Much will depend on the outcome of the election, in which Clinton currently holds a substantial lead over Republican nominee Donald Trump – a staunch opponent of Obamacare. The Democrats are also attempting to regain control of the Senate and cut into a sizeable GOP majority in the House.

“In the end, nothing is going to pass without bipartisan consent, if not enthusiasm,” said Henry Aaron, a health care expert and scholar at the Brookings Institution. “So the critics of Obamacare will have to get something. What exactly that might be is not entirely clear to me, but it might be the elimination of the individual mandate.”

In discussing what needs to be done to fix the Affordable Care Act, Aaron cited the so-called “family glitch.” Under the ACA, a worker isn’t eligible for government subsidies if he or she is offered affordable health insurance by an employer. However, through a drafting error or faulty rulemaking, that ineligibility extends to other members of the worker’s family, regardless of whether they qualify for affordable employer-provided insurance.

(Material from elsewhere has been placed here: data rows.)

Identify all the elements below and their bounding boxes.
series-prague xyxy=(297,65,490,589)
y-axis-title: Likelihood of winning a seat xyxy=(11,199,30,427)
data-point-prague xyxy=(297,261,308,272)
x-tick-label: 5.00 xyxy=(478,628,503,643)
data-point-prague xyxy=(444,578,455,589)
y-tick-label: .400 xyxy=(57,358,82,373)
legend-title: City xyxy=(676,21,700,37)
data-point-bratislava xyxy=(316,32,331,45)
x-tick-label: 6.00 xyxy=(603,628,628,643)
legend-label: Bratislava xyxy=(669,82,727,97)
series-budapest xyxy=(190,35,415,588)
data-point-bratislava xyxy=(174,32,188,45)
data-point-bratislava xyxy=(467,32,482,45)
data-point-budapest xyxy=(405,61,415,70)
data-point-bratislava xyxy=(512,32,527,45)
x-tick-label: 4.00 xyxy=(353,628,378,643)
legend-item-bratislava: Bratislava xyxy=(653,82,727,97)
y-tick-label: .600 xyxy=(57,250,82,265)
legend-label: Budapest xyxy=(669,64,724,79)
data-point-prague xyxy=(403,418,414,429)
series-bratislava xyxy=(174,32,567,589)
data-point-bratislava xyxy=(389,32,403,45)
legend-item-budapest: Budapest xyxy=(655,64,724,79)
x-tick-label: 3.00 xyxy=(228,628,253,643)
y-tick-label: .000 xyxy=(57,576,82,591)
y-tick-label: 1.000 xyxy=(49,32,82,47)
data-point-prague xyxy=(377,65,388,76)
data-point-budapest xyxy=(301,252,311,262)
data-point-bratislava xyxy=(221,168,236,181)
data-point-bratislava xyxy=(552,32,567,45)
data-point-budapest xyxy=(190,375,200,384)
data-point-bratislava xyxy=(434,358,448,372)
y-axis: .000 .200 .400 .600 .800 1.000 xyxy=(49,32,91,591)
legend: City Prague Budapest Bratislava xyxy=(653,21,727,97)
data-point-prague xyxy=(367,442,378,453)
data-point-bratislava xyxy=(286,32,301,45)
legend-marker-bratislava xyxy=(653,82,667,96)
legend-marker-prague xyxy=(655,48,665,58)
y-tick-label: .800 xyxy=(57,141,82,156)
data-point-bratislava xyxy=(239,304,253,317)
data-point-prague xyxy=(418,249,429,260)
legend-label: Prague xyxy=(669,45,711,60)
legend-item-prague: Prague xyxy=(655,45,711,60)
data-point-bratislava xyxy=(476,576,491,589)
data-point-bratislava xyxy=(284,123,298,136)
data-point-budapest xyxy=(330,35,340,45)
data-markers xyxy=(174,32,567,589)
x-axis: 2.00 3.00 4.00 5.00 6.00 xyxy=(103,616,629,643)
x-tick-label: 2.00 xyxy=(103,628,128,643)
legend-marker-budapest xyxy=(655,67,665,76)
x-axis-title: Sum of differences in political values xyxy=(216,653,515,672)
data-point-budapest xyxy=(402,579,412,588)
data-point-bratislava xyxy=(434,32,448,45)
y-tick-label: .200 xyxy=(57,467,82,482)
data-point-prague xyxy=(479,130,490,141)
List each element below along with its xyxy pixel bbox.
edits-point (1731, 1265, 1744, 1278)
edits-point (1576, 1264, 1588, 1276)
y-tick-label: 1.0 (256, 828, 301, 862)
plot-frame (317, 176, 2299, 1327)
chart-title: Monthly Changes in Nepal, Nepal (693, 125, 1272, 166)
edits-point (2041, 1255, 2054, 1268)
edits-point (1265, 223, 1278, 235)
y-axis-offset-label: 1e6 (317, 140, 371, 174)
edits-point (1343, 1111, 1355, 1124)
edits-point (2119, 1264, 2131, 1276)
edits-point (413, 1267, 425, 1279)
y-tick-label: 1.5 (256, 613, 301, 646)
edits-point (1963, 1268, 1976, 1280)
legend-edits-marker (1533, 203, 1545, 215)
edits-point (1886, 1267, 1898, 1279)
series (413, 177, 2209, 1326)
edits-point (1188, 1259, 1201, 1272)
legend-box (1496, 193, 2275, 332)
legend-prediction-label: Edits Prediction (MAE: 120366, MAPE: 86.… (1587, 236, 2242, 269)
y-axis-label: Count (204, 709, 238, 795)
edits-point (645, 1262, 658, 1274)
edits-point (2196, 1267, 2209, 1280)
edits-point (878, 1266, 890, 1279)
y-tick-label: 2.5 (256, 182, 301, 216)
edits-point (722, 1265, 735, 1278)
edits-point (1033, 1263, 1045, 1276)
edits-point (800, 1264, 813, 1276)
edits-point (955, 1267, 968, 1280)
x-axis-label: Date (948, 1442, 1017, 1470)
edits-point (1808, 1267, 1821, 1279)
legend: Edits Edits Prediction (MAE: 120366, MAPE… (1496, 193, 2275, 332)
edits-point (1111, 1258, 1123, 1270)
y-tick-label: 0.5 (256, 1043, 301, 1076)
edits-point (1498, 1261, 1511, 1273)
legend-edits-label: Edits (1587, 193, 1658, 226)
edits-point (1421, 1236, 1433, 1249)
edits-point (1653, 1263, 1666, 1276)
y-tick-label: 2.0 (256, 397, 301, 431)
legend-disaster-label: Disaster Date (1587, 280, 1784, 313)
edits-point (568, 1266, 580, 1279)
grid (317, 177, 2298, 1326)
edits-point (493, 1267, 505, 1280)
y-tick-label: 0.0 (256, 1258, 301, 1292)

Timothy Jost, a professor emeritus at Washington and Lee University School of Law, told CNN Money the biggest problem to overcome is the highly flawed and underfunded “risk mitigation efforts” that are essential to keeping many insurers in the Obamacare game.

"I think the market will stabilize, and perhaps Aetna and United will come back," Jost told CNN Money. "But the market really needs support for another few years until it does, and since the majority in Congress isrooting for [the Affordable Care Act] to fail, it seems unlikely that the support will be forthcoming."